One funny note: Moravec now predicts, "Machines will attain human levels of intelligence by the year 2040." In his earlier book Mind Children, published in 1988, he predicted that computing power capable of human-level AI "would be available in a $10 million supercomputer before 2010 and in a $1,000 personal computer by 2030." So in the approximately ten years since that book he has pushed out the achievement of AI by ten to thirty years. This is not a very encouraging rate of progress...
BTW Moravec also has an article in the December Scientific American about future progress in robotics.
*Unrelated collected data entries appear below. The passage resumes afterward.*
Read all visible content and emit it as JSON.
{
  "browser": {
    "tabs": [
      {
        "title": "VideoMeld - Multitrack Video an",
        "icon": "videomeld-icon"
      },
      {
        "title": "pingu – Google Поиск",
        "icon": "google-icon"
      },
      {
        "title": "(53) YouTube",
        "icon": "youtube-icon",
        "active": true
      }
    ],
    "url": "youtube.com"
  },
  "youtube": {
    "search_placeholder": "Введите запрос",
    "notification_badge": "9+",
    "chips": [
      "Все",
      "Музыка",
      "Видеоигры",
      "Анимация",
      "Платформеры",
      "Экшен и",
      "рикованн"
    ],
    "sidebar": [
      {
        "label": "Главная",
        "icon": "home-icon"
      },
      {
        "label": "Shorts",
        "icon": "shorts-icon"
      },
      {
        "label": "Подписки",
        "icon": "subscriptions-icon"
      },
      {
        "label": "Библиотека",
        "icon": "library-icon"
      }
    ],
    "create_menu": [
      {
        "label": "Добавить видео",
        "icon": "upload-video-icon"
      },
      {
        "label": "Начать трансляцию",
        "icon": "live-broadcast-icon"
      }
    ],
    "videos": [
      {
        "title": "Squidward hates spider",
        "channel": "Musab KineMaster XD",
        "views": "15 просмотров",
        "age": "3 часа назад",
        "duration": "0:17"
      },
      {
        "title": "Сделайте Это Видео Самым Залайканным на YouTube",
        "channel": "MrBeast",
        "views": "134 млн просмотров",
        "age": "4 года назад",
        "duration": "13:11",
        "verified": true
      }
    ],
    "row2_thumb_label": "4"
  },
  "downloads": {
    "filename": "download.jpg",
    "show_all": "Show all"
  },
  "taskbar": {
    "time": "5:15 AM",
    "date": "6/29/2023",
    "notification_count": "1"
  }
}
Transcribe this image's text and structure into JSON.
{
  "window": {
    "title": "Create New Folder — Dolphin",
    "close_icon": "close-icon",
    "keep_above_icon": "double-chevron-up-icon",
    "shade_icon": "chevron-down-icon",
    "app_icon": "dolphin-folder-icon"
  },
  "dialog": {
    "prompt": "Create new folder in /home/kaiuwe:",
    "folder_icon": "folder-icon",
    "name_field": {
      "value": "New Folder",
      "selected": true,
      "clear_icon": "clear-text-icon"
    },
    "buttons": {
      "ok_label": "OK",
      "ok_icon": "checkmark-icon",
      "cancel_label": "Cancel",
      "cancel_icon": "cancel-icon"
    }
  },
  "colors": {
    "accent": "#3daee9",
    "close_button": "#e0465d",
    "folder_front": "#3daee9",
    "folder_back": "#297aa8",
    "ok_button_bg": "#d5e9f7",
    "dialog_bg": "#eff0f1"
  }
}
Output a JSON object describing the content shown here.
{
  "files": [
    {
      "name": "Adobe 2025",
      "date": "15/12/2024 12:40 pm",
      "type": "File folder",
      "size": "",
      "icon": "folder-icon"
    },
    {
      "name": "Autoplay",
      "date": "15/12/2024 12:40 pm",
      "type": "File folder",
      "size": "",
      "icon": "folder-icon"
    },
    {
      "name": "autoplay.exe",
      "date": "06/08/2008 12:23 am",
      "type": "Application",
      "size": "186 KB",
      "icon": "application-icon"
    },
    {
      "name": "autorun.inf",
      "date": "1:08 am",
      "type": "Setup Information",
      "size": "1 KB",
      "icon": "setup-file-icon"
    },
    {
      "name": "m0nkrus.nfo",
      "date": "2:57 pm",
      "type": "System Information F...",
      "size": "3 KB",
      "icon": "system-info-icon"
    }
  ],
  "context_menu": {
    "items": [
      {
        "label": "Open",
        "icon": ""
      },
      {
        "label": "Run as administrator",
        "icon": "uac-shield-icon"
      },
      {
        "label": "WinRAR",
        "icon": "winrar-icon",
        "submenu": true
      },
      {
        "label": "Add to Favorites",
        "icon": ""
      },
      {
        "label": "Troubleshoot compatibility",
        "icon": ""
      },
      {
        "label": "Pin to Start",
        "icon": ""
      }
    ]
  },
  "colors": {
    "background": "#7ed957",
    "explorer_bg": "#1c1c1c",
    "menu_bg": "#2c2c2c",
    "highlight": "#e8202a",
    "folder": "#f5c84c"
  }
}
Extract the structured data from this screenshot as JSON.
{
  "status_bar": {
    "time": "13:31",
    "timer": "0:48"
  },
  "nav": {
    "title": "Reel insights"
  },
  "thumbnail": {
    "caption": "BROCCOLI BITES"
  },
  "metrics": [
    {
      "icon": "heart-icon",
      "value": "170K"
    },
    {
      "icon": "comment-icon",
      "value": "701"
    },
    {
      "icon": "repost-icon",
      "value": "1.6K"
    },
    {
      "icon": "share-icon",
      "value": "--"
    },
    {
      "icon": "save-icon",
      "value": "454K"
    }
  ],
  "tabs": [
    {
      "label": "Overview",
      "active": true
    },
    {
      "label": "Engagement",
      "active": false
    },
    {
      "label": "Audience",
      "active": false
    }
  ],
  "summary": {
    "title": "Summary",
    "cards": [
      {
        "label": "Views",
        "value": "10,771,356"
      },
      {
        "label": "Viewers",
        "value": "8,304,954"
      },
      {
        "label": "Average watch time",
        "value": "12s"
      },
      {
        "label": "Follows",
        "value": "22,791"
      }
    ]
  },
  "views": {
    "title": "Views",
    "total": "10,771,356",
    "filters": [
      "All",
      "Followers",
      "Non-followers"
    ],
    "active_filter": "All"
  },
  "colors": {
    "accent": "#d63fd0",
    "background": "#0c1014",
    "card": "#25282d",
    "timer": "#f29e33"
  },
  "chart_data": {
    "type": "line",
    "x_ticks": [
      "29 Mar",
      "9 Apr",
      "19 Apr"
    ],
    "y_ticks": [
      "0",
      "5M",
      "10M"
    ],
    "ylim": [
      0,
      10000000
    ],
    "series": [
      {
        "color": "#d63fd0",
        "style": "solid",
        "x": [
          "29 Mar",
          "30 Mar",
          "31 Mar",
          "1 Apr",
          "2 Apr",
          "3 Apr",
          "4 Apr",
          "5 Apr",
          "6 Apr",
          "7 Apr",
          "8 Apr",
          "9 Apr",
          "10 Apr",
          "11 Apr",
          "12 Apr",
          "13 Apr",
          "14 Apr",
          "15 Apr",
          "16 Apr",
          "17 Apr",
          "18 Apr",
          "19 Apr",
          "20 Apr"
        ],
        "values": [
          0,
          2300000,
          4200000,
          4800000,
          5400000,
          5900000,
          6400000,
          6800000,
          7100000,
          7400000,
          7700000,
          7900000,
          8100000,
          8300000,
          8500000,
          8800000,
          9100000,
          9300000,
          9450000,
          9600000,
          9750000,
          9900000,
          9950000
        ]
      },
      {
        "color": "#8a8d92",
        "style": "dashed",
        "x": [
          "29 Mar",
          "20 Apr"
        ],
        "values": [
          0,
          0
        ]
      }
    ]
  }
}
The article above leads to http://www.frc.ri.cmu.edu/~hpm/book98/ which hold links to commentary relevant to Moravec's Robot book. The links for chapter 1 include the discussion organized by Robin Hanson about the Singularity, while those for chapter 7 include a review of Damien Broderick's book The Spike.
There is a link from chapter 1 to a page of mathematics by Moravec similar to what I presented recently showing how a true Singularity can be predicted to arise mathematically with certain assumptions.
Moravec suggests (W is "world knowledge", V is computer speed):
> Suppose computing power per computer simply grows linearly with
> total world knowledge, but that the number of computers also
> grows the same way, so that the total amount of computational
> power in the world grows as the square of knowledge:
> V = W*W
Then he assumes that when just people were involved, dW/dt was constant, but as computers become involved, you need to add a term proportional to V:
> also dW/dt = V+1 as before
> This solves to W = tan(t) and V = tan(t)^2,
> which has lots of singularities (I like the one at t = pi/2).
The problem with this line of reasoning is that it is unlikely that the rate of growth of knowledge can continue to be proportional to total computing power. Diminishing returns will kick in, and further there will be "friction" losses and inefficiency in coordinating the increasing number of computers (and people) in the world.